2.可以使用CAST操作显示进行数据类型转换
例如CAST(‘1’ AS INT)将把字符串’1’ 转换成整数1;如果强制类型转换失败,如执行CAST(‘X’ AS INT),表达式返回空值 NULL。
select '1'+2, cast('1'as int) + 2;
+------+------+--+
| _c0 | _c1 |
+------+------+--+
| 3.0 | 3 |
+------+------+--+
CREATE DATABASE [IF NOT EXISTS] database_name //是否已经存在
[COMMENT database_comment] //备注
[LOCATION hdfs_path] //在HDFS存储位置
[WITH DBPROPERTIES (property_name=property_value, ...)];// 按KV值添加属性
1、 显示数据库
hive> show databases;
2、过滤显示查询数据库
hive> show databases like 'db_hive*';
OK
db_hive
db_hive_1
3、查看数据库信息
hive> desc database db_hive;
OK
db_hive hdfs://hadoop01:9000/user/hive/warehouse/db_hive.db yyxUSER
4、显示数据库详细信息(会显示KV值)
hive> desc database extended db_hive;
OK
db_hive hdfs://hadoop01:9000/user/hive/warehouse/db_hive.db yyxUSER
5、切换数据库
hive (default)> use db_hive;
用户可以使用ALTER DATABASE命令为某个数据库的DBPROPERTIES设置键-值对属性值,来描述这个数据库的属性信息。数据库的其他元数据信息都是不可更改的,包括数据库名和数据库所在的目录位置。

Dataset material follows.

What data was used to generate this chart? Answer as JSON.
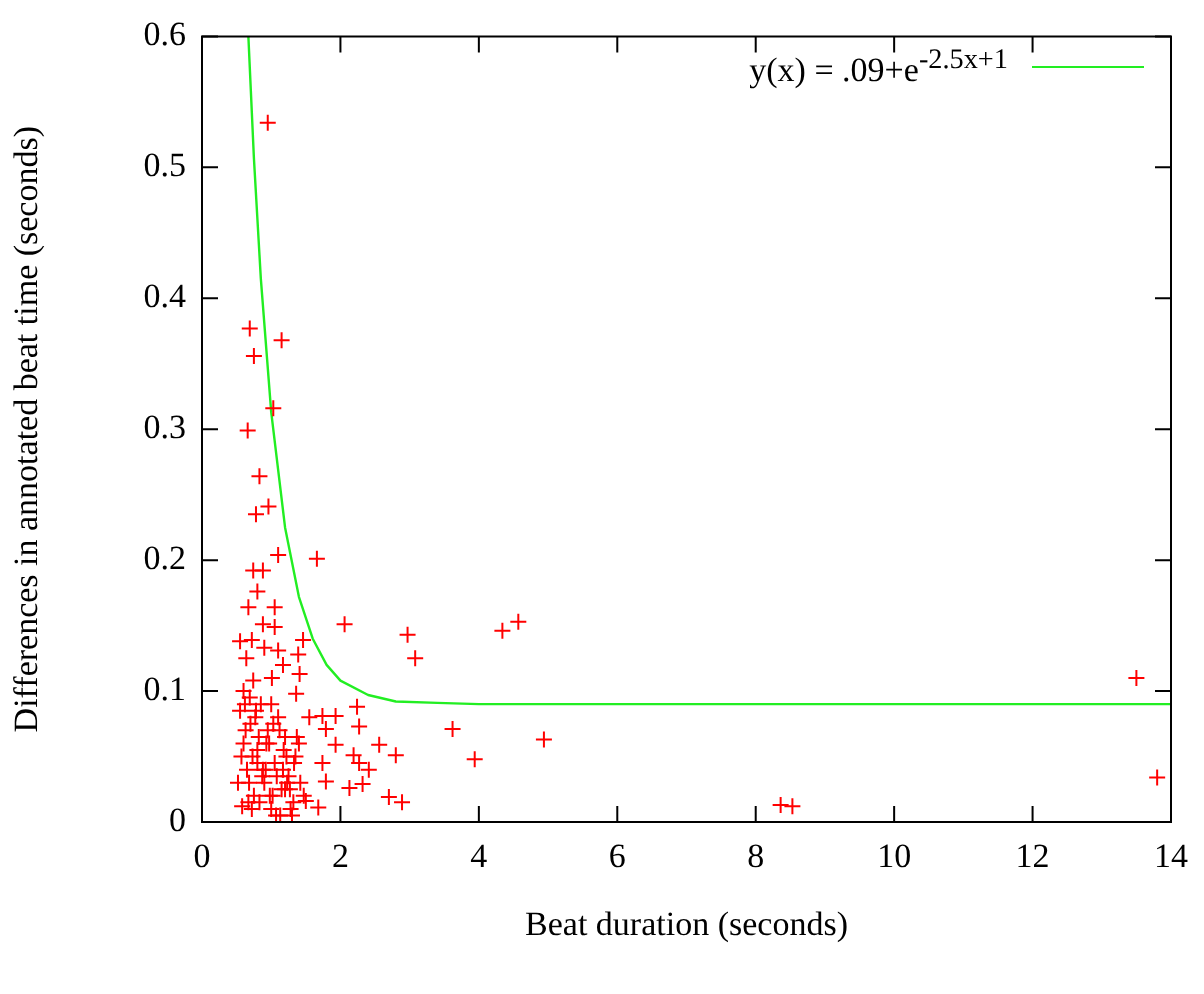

hive (default)> alter database db_hive set dbproperties('createtime'='20170830');
查看数据库详细信息:
hive> desc database extended db_hive;
db_name comment location owner_name owner_type parameters
db_hive hdfs://hadoop01:8020/user/hive/warehouse/db_hive.db yyx USER {
createtime=20170830}
1、删除数据库
hive>drop database db_hive2;
2、如果删除的数据库不确定是否存在,采用if exists判断数据库是否存在。
hive> drop database db_hive;
FAILED: SemanticException [Error 10072]: Database does not exist: db_hive
hive> drop database if exists db_hive2;
3、如果数据库不为空,可以采用cascade命令,强制删除
hive> drop database db_hive;
FAILED: Execution Error, return code 1 from org.apache.hadoop.hive.ql.exec.DDLTask. InvalidOperationException(message:Database db_hive is not empty. One or more tables exist.)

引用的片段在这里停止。